Cooking is one thing. Running a café is another.
At Taylor’s Culinary Institute, students get to experience both.

loaf & latté, the on-campus bakery café, is not a simulation. It operates like a real café, with students responsible for daily production, service, and stock management. Bread is baked. Coffee is served. Customers walk in expecting consistency, not excuses.

Every morning follows a familiar rhythm. Dough is shaped. Ovens warm up. Coffee machines start humming. Students move between stations, learning quickly where timing matters and where mistakes cost time.

Every day in the bakery is a lesson - from shaping the dough to serving the first cup of coffee. That line, shared through loaf & latté’s social posts, reflects how learning happens here - through repetition, responsibility, and real pressure.

 

Students rotate across production, service, inventory, and customer interaction, experiencing how a café actually runs from open to close. It’s not just about technique. It’s about understanding how decisions affect workflow, team morale, and the customer experience.

For some students, the learning goes further. High performers step into management roles, overseeing operations and guiding peers. The question shifts from “Where will I work after graduation?”  to “What am I capable of running?”
In Malaysia’s F&B industry, where many concepts fail due to operational blind spots, this exposure matters.

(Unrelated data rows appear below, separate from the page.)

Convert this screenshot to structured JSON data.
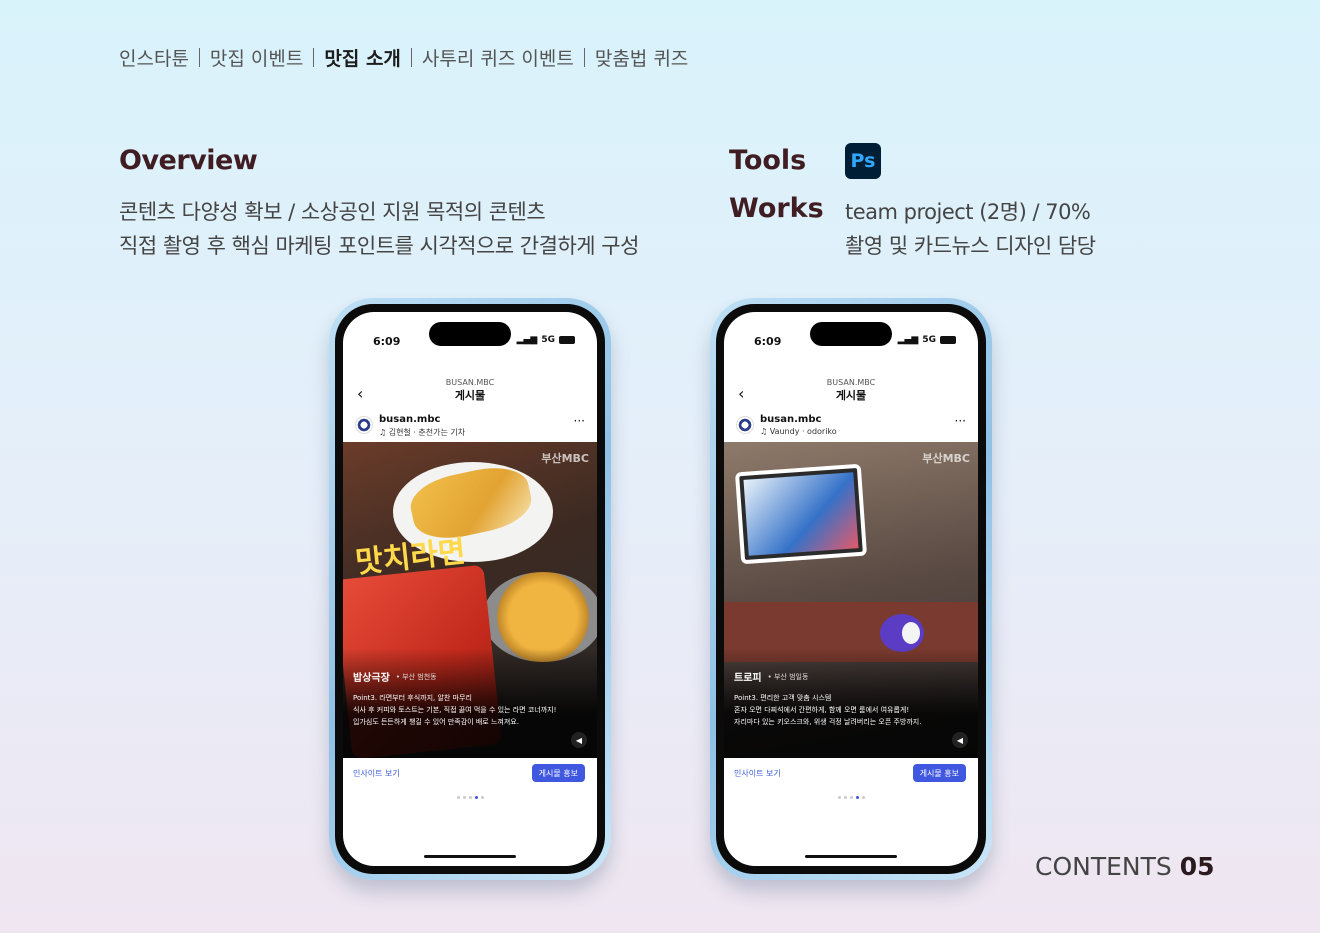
{
  "nav": {
    "items": [
      "인스타툰",
      "맛집 이벤트",
      "맛집 소개",
      "사투리 퀴즈 이벤트",
      "맞춤법 퀴즈"
    ],
    "active": "맛집 소개"
  },
  "overview": {
    "title": "Overview",
    "lines": [
      "콘텐츠 다양성 확보 / 소상공인 지원 목적의 콘텐츠",
      "직접 촬영 후 핵심 마케팅 포인트를 시각적으로 간결하게 구성"
    ]
  },
  "tools": {
    "label": "Tools",
    "icon": "photoshop-icon",
    "icon_text": "Ps"
  },
  "works": {
    "label": "Works",
    "lines": [
      "team project (2명) / 70%",
      "촬영 및 카드뉴스 디자인 담당"
    ]
  },
  "contents": {
    "label": "CONTENTS",
    "number": "05"
  },
  "phones": [
    {
      "time": "6:09",
      "network": "5G",
      "account_header": "BUSAN.MBC",
      "title": "게시물",
      "username": "busan.mbc",
      "song": "♫ 김현철 · 춘천가는 기차",
      "watermark": "부산MBC",
      "pack_text": "맛치라면",
      "place": "밥상극장",
      "location": "• 부산 범천동",
      "caption": [
        "Point3. 라면부터 후식까지, 알찬 마무리",
        "식사 후 커피와 토스트는 기본, 직접 끓여 먹을 수 있는 라면 코너까지!",
        "입가심도 든든하게 챙길 수 있어 만족감이 배로 느껴져요."
      ],
      "insight": "인사이트 보기",
      "promote": "게시물 홍보"
    },
    {
      "time": "6:09",
      "network": "5G",
      "account_header": "BUSAN.MBC",
      "title": "게시물",
      "username": "busan.mbc",
      "song": "♫ Vaundy · odoriko",
      "watermark": "부산MBC",
      "place": "트로피",
      "location": "• 부산 범일동",
      "caption": [
        "Point3. 편리한 고객 맞춤 시스템",
        "혼자 오면 다찌석에서 간편하게, 함께 오면 룸에서 여유롭게!",
        "자리마다 있는 키오스크와, 위생 걱정 날려버리는 오픈 주방까지."
      ],
      "insight": "인사이트 보기",
      "promote": "게시물 홍보"
    }
  ]
}
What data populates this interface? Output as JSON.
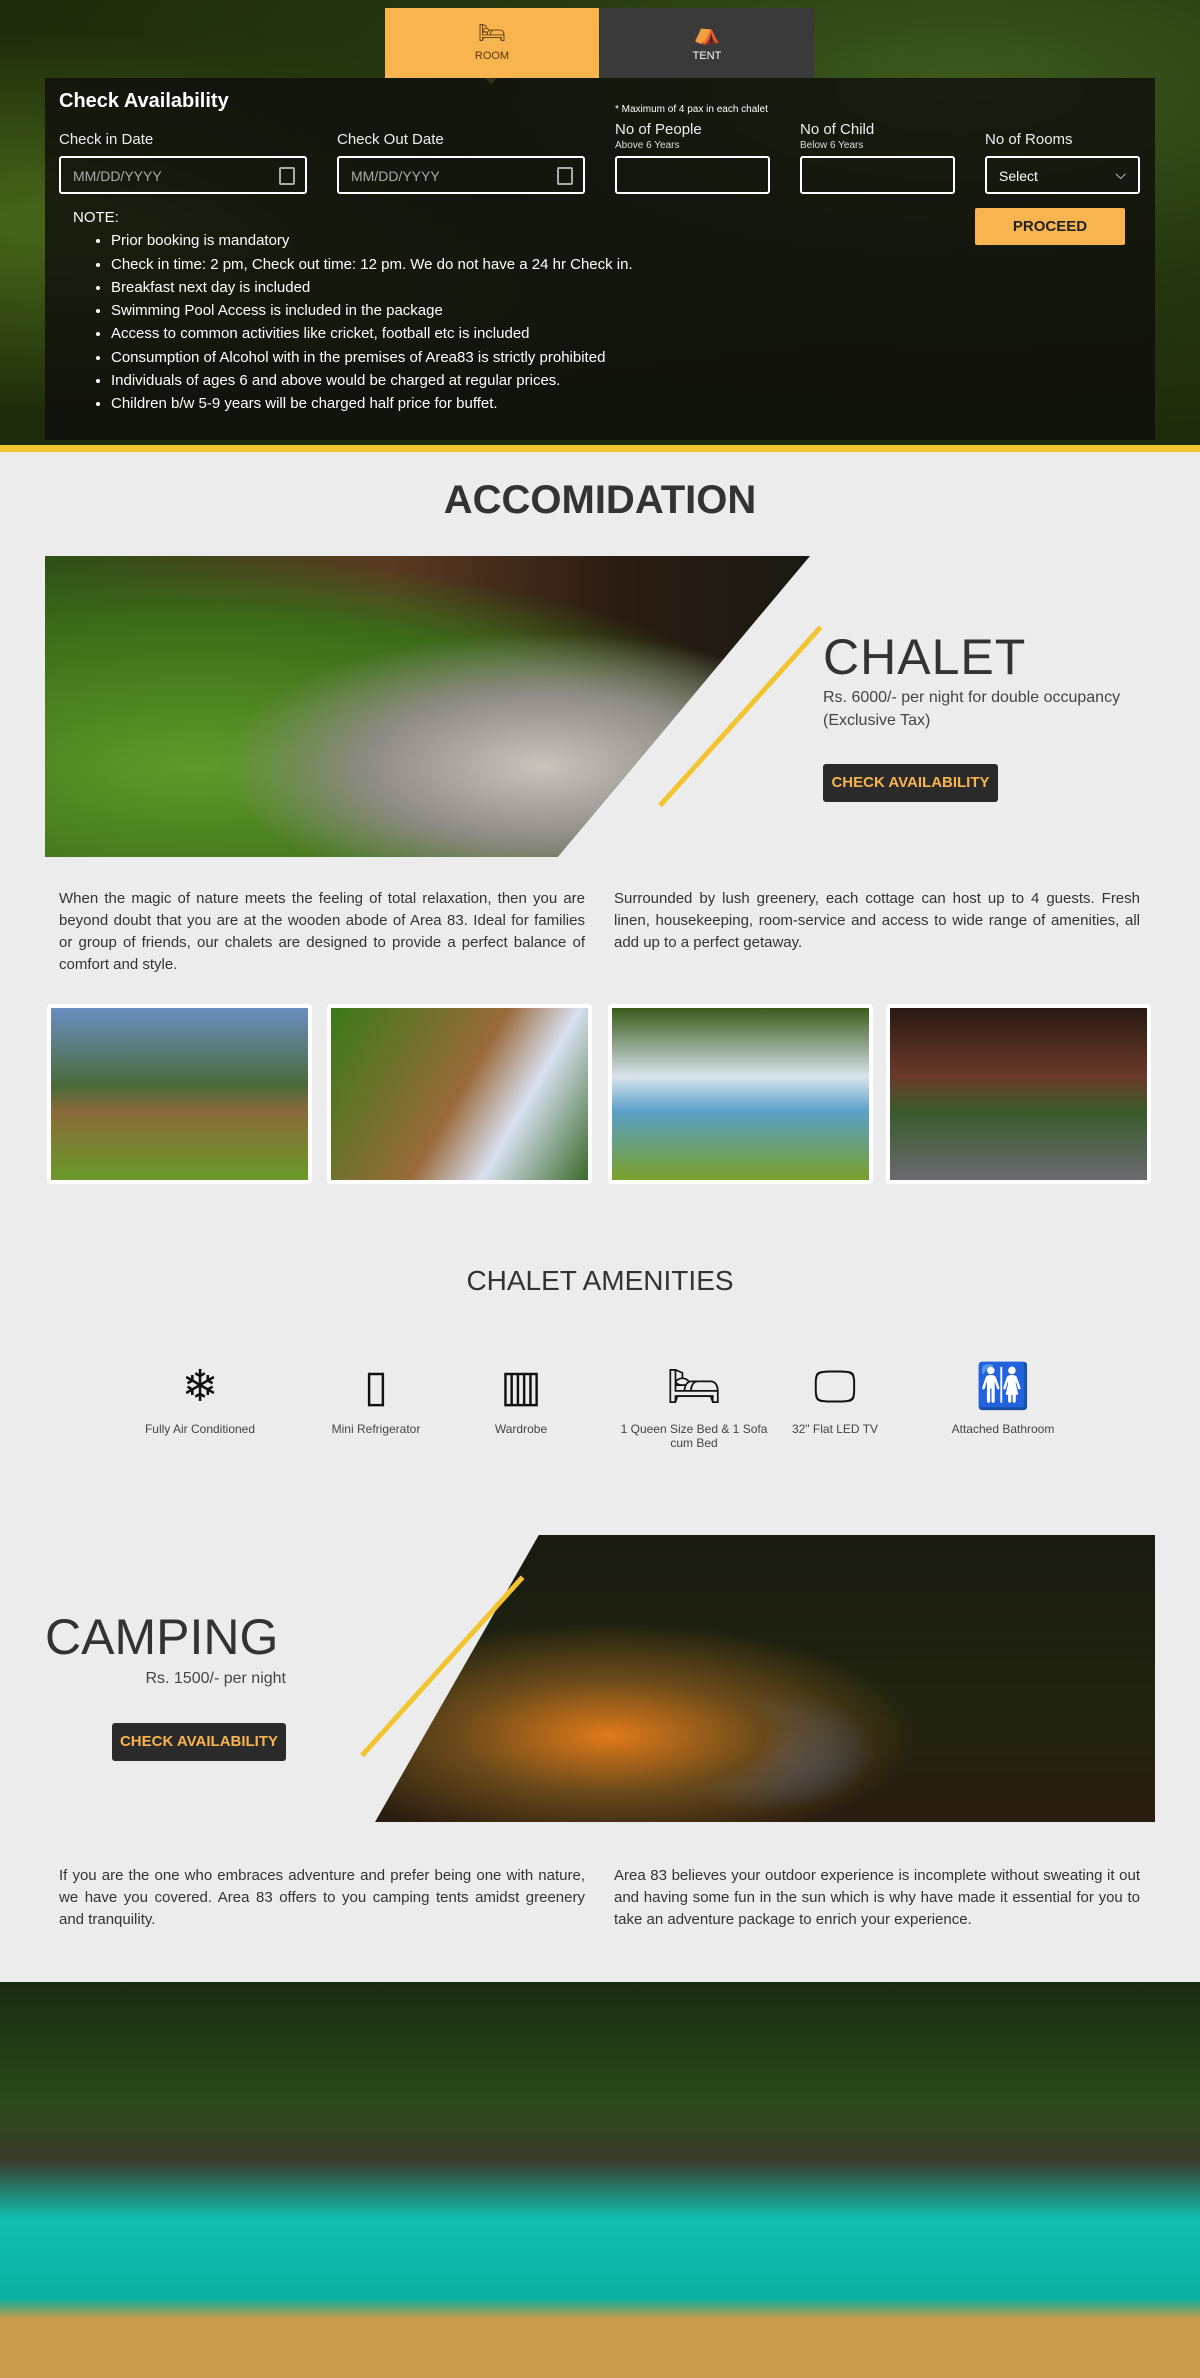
{
  "tabs": [
    {
      "label": "ROOM",
      "icon": "bed-icon"
    },
    {
      "label": "TENT",
      "icon": "tent-icon"
    }
  ],
  "booking": {
    "title": "Check Availability",
    "max_note": "* Maximum of 4 pax in each chalet",
    "checkin_label": "Check in Date",
    "checkout_label": "Check Out Date",
    "date_placeholder": "MM/DD/YYYY",
    "people_label": "No of People",
    "people_sub": "Above 6 Years",
    "child_label": "No of Child",
    "child_sub": "Below 6 Years",
    "rooms_label": "No of Rooms",
    "rooms_value": "Select",
    "proceed": "PROCEED",
    "note_title": "NOTE:",
    "notes": [
      "Prior booking is mandatory",
      "Check in time: 2 pm, Check out time: 12 pm. We do not have a 24 hr Check in.",
      "Breakfast next day is included",
      "Swimming Pool Access is included in the package",
      "Access to common activities like cricket, football etc is included",
      "Consumption of Alcohol with in the premises of Area83 is strictly prohibited",
      "Individuals of ages 6 and above would be charged at regular prices.",
      "Children b/w 5-9 years will be charged half price for buffet."
    ]
  },
  "accommodation": {
    "title": "ACCOMIDATION"
  },
  "chalet": {
    "title": "CHALET",
    "price": "Rs. 6000/- per night for double occupancy",
    "tax": "(Exclusive Tax)",
    "button": "CHECK AVAILABILITY",
    "para1": "When the magic of nature meets the feeling of total relaxation, then you are beyond doubt that you are at the wooden abode of Area 83. Ideal for families or group of friends, our chalets are designed to provide a perfect balance of comfort and style.",
    "para2": "Surrounded by lush greenery, each cottage can host up to 4 guests. Fresh linen, housekeeping, room-service and access to wide range of amenities, all add up to a perfect getaway."
  },
  "amenities": {
    "title": "CHALET AMENITIES",
    "items": [
      {
        "label": "Fully Air Conditioned",
        "icon": "snowflake-icon"
      },
      {
        "label": "Mini Refrigerator",
        "icon": "refrigerator-icon"
      },
      {
        "label": "Wardrobe",
        "icon": "wardrobe-icon"
      },
      {
        "label": "1 Queen Size Bed & 1 Sofa cum Bed",
        "icon": "bed-icon"
      },
      {
        "label": "32\" Flat LED TV",
        "icon": "tv-icon"
      },
      {
        "label": "Attached Bathroom",
        "icon": "restroom-icon"
      }
    ]
  },
  "camping": {
    "title": "CAMPING",
    "price": "Rs. 1500/- per night",
    "button": "CHECK AVAILABILITY",
    "para1": "If you are the one who embraces adventure and prefer being one with nature, we have you covered. Area 83 offers to you camping tents amidst greenery and tranquility.",
    "para2": "Area 83 believes your outdoor experience is incomplete without sweating it out and having some fun in the sun which is why have made it essential for you to take an adventure package to enrich your experience."
  },
  "colors": {
    "accent": "#f8b44f",
    "yellow_line": "#f2c530",
    "dark": "#2a2a2a"
  }
}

"I’ve learned more here than any classroom could teach - balancing service, production, and customer expectations every day," shares Herman Wong, ASEAN WorldSkills Gold Medallist. His experience reflects what hands-on culinary education can unlock when students are trusted with real responsibility.

The café also connects effort to outcome. Artisan breads, pastries, and latte art reach real customers every day. Students see reactions immediately - what sells, what doesn’t, what needs adjusting. Learning becomes tangible, not theoretical. 

 


Malaysia’s F&B scene doesn’t suffer from a lack of ideas.
It suffers from weak execution.

By placing students inside a working café, loaf & latté trains them on the realities that actually matter - workflow, consistency, and accountability. Long before the first rental deposit is paid. Long before equipment loans and staffing problems turn ambition into pressure.